The top-ranked answer was “offer health benefits” — the attribute picked as “essential” by 73 percent of respondents.
That’s one of the highest employment priorities for union construction worker A.J. Banuelos of Portland, Oregon. Banuelos is 39 and a single mother with three kids (one is in college, two are still living with her at home). She’s been working in construction for five years, following completion of a training program provided by Oregon Tradeswomen, which promotes women’s participation in the skilled building trades.

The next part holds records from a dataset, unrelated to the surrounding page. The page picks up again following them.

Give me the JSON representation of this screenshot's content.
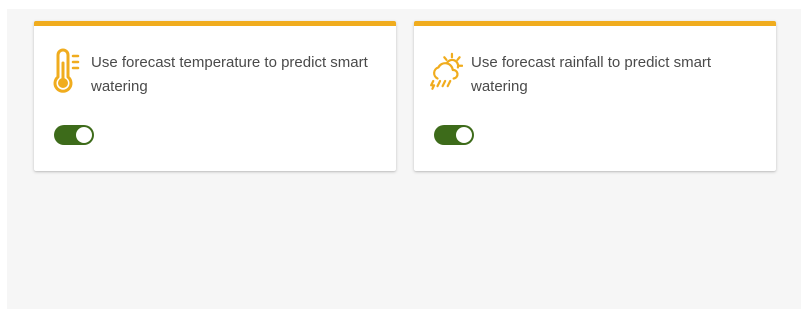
{
  "theme": {
    "accent": "#f0ac1e",
    "toggle_on": "#3d6b1a",
    "panel_bg": "#f6f6f6",
    "text": "#4a4a4a"
  },
  "cards": [
    {
      "icon": "thermometer-icon",
      "description": "Use forecast temperature to predict smart watering",
      "toggle_on": true
    },
    {
      "icon": "sun-cloud-rain-icon",
      "description": "Use forecast rainfall to predict smart watering",
      "toggle_on": true
    }
  ]
}
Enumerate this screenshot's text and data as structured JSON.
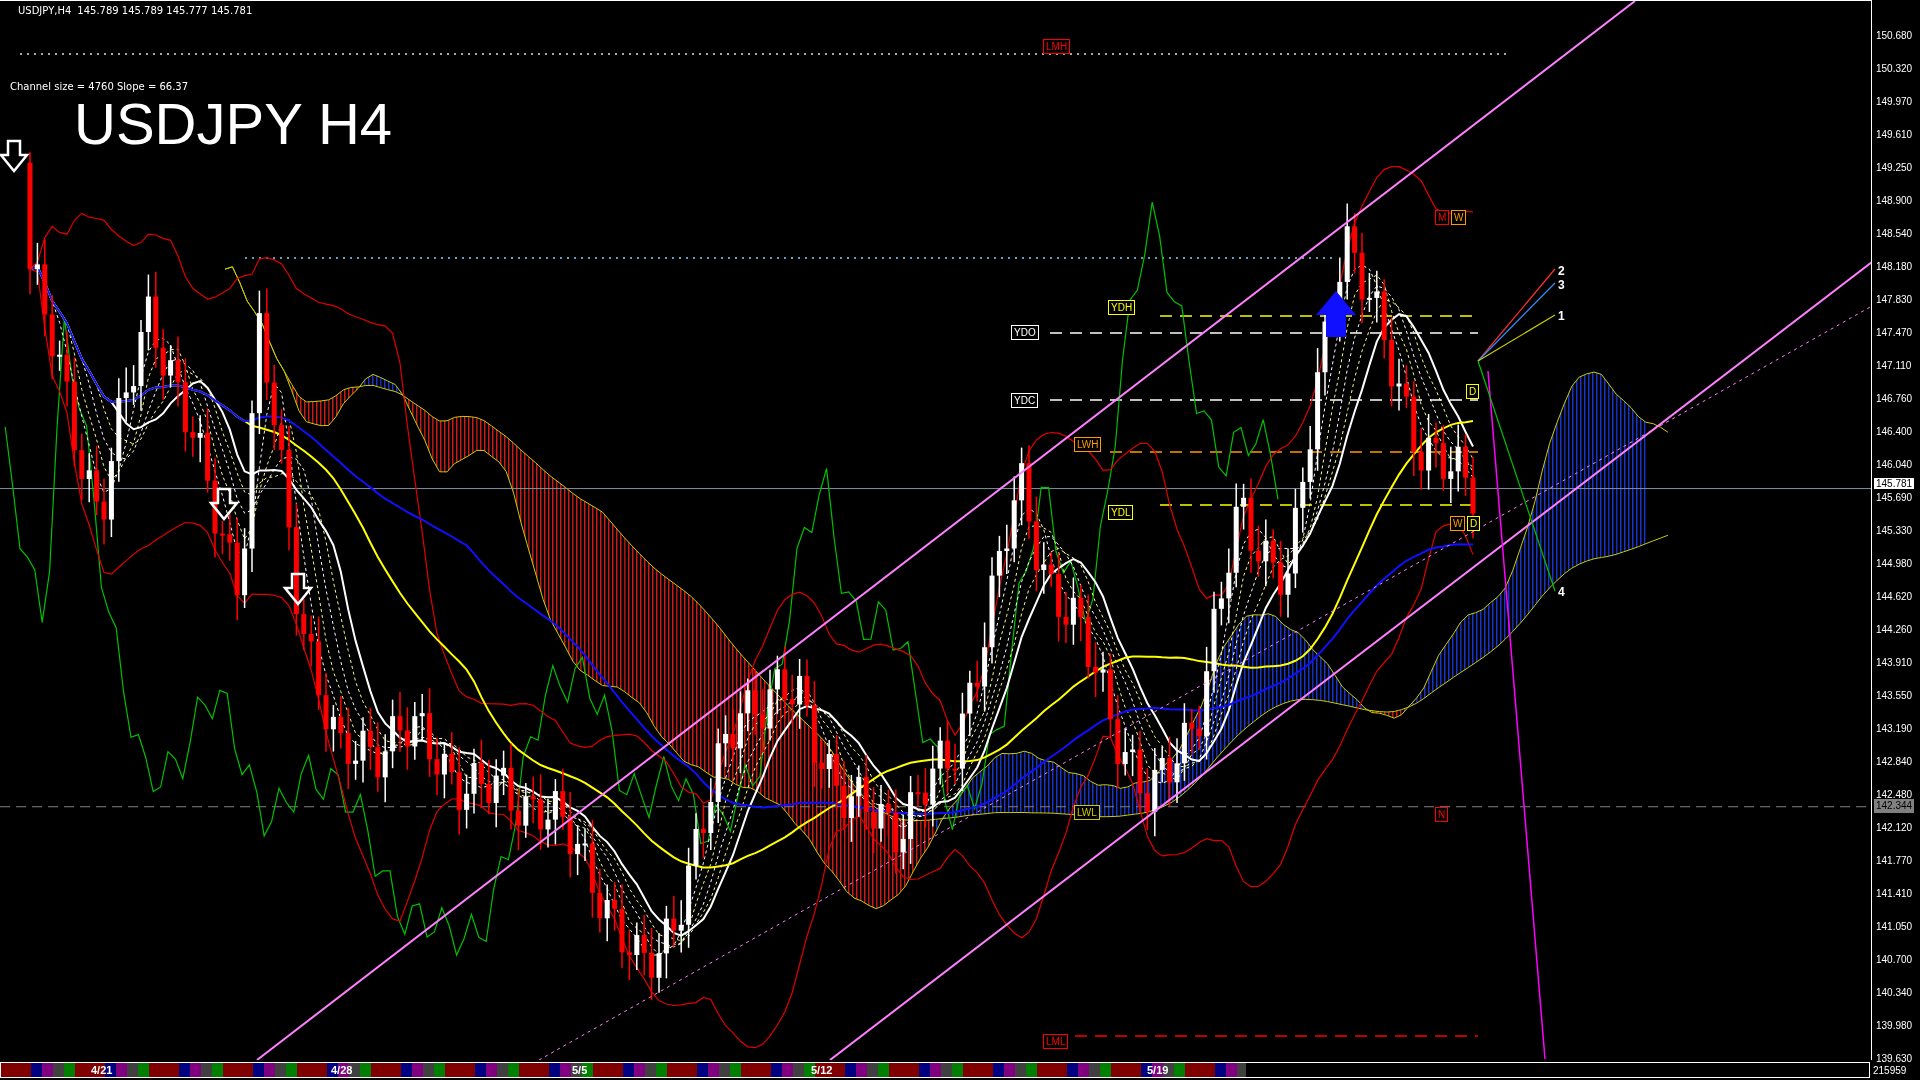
{
  "header": {
    "symbol": "USDJPY,H4",
    "prices": "145.789 145.789 145.777 145.781"
  },
  "channel_info": "Channel size = 4760 Slope = 66.37",
  "chart_title": "USDJPY H4",
  "level_labels": [
    {
      "text": "LMH",
      "color": "#ff0000"
    },
    {
      "text": "M",
      "color": "#ff0000"
    },
    {
      "text": "W",
      "color": "#ff9900"
    },
    {
      "text": "YDH",
      "color": "#ffff00"
    },
    {
      "text": "YDO",
      "color": "#ffffff"
    },
    {
      "text": "YDC",
      "color": "#ffffff"
    },
    {
      "text": "D",
      "color": "#ffff00"
    },
    {
      "text": "LWH",
      "color": "#ff9900"
    },
    {
      "text": "YDL",
      "color": "#ffff00"
    },
    {
      "text": "W",
      "color": "#ff9900"
    },
    {
      "text": "D",
      "color": "#ffff00"
    },
    {
      "text": "LWL",
      "color": "#cccc00"
    },
    {
      "text": "N",
      "color": "#ff0000"
    },
    {
      "text": "LML",
      "color": "#ff0000"
    }
  ],
  "line_numbers": [
    "2",
    "3",
    "1",
    "4"
  ],
  "price_axis": {
    "labels": [
      "150.680",
      "150.320",
      "149.970",
      "149.610",
      "149.250",
      "148.900",
      "148.540",
      "148.180",
      "147.830",
      "147.470",
      "147.110",
      "146.760",
      "146.400",
      "146.040",
      "145.690",
      "145.330",
      "144.980",
      "144.620",
      "144.260",
      "143.910",
      "143.550",
      "143.190",
      "142.840",
      "142.480",
      "142.120",
      "141.770",
      "141.410",
      "141.050",
      "140.700",
      "140.340",
      "139.980",
      "139.630"
    ],
    "bid": "145.781",
    "marker": "142.344"
  },
  "time_axis": {
    "labels": [
      "4/21",
      "4/28",
      "5/5",
      "5/12",
      "5/19"
    ]
  },
  "corner": "215959"
}
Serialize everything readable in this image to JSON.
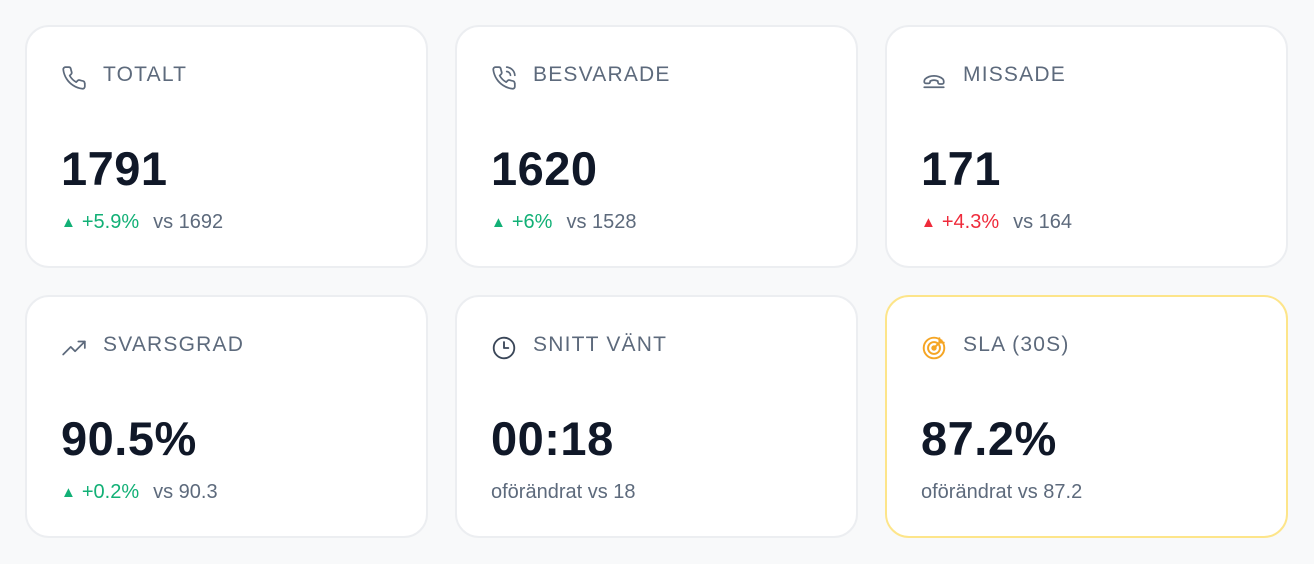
{
  "colors": {
    "good": "#12b076",
    "bad": "#ef2b3b",
    "sla_accent": "#f5a524",
    "sla_border": "#fde58a"
  },
  "cards": [
    {
      "label": "TOTALT",
      "icon": "phone-icon",
      "value": "1791",
      "triangle": "▲",
      "change": "+5.9%",
      "vs": "vs 1692"
    },
    {
      "label": "BESVARADE",
      "icon": "phone-incoming-icon",
      "value": "1620",
      "triangle": "▲",
      "change": "+6%",
      "vs": "vs 1528"
    },
    {
      "label": "MISSADE",
      "icon": "phone-hangup-icon",
      "value": "171",
      "triangle": "▲",
      "change": "+4.3%",
      "vs": "vs 164"
    },
    {
      "label": "SVARSGRAD",
      "icon": "trending-up-icon",
      "value": "90.5%",
      "triangle": "▲",
      "change": "+0.2%",
      "vs": "vs 90.3"
    },
    {
      "label": "SNITT VÄNT",
      "icon": "clock-icon",
      "value": "00:18",
      "unchanged": "oförändrat vs 18"
    },
    {
      "label": "SLA (30S)",
      "icon": "target-icon",
      "value": "87.2%",
      "unchanged": "oförändrat vs 87.2"
    }
  ]
}
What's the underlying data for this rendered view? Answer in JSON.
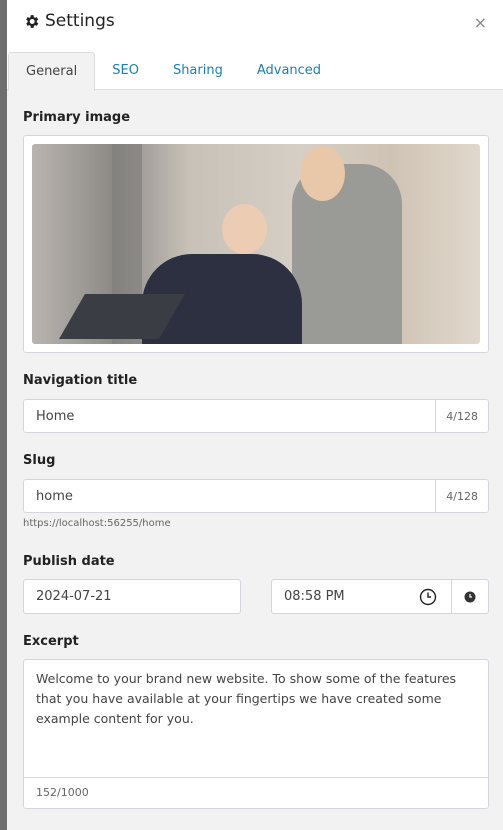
{
  "header": {
    "title": "Settings",
    "icon": "gear-icon",
    "close": "×"
  },
  "tabs": [
    {
      "label": "General",
      "active": true
    },
    {
      "label": "SEO"
    },
    {
      "label": "Sharing"
    },
    {
      "label": "Advanced"
    }
  ],
  "primary_image": {
    "label": "Primary image"
  },
  "navigation_title": {
    "label": "Navigation title",
    "value": "Home",
    "counter": "4/128"
  },
  "slug": {
    "label": "Slug",
    "value": "home",
    "counter": "4/128",
    "url": "https://localhost:56255/home"
  },
  "publish_date": {
    "label": "Publish date",
    "date": "2024-07-21",
    "time": "08:58 PM"
  },
  "excerpt": {
    "label": "Excerpt",
    "value": "Welcome to your brand new website. To show some of the features that you have available at your fingertips we have created some example content for you.",
    "counter": "152/1000"
  },
  "colors": {
    "accent": "#1a7fb0",
    "background": "#f2f2f2"
  }
}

“I was a stay-at-home mom, and I’ve done a lot of clerical work and retail,” said Banuelos of her work history before moving into construction. “An hour I make $27.72. The highest I made prior to joining the trades was $12 an hour. I make a livable wage, and I’m able to provide for my family. I value my benefits — my medical, my dental. Being a union laborer, I have a pension, so I’m grateful for that.”
Banuelos also said she doesn’t have to work much overtime anymore because her base wage is high enough to cover her basic expenses, so she can have more time with her kids. And she’s glad to have steady work and not bounce around between low-wage jobs anymore.
Our survey found that having a job that “you can stay at for many years” is considered essential for a “good job” by significantly more people who don’t have a college degree than those with a college education.
Auto mechanic Anatoliy Lobasyuk, 29, took a job right out of high school at the Hawthorne Auto Clinic in Portland, and he’s still there 10 years later. He said the key to retaining workers like him is “treating the employees properly — if the employer doesn’t treat you well, you’re going to go somewhere else.”
That jibes with another finding in the poll: Respondents said a top priority in a “good job” is that it have “a good working environment.” That attribute ranked just behind health benefits and ahead of “provide opportunities for advancement” and “make you feel valued.” More workers said that a “good working environment” is more essential than a retirement plan, full-time hours or paid time off.
Peter Sather, 23, works as a waiter in New York City and has a second job tutoring foreign languages.
“I’ve worked a lot of jobs where you have to build up the mental fortitude just to get there,” Sather said. “I’ve also had a couple of jobs where I was excited to go to work. I worked at a Vietnamese restaurant, and the atmosphere was just so amazing, it was like ‘Oh, yay, I get to go and see everyone.’”
“Being a server isn’t what I want to do forever, but that was a very fulfilling job,” Sather continued. “Financial benefits are always amazing, but what will actually make an employee stick is the atmosphere and whether they feel comfortable and motivated. First and foremost, actually being nice to your employees might help.”
In our survey, two in three respondents said feeling “valued” is essential to making a job a “good job.”
Phoenix Clarke, 44, works as a business analyst on online fraud prevention at a financial services firm in Portland, Oregon. He also teaches Zumba classes at Pulse PDX, a dance-fitness gym, several nights per week.
“I feel like I’m very lucky to have finally found a company that fits my personality,” said Clarke, noting that he has done similar technical math and computer jobs at other firms that he didn’t mesh with. “It’s a company that has the corporate ethics that I want, and that treats us all like owners. And I love the fact that the schedule is flexible, so that we’re all encouraged to have a personal life, a family life.”
Having a flexible schedule, as it turns out, is not high on the list of workplace priorities in our poll. Only 40 percent of respondents said “providing flexible working hours” is essential for a “good job.” The only choice that ranked lower was “offer a salary rather than an hourly wage” at 31 percent.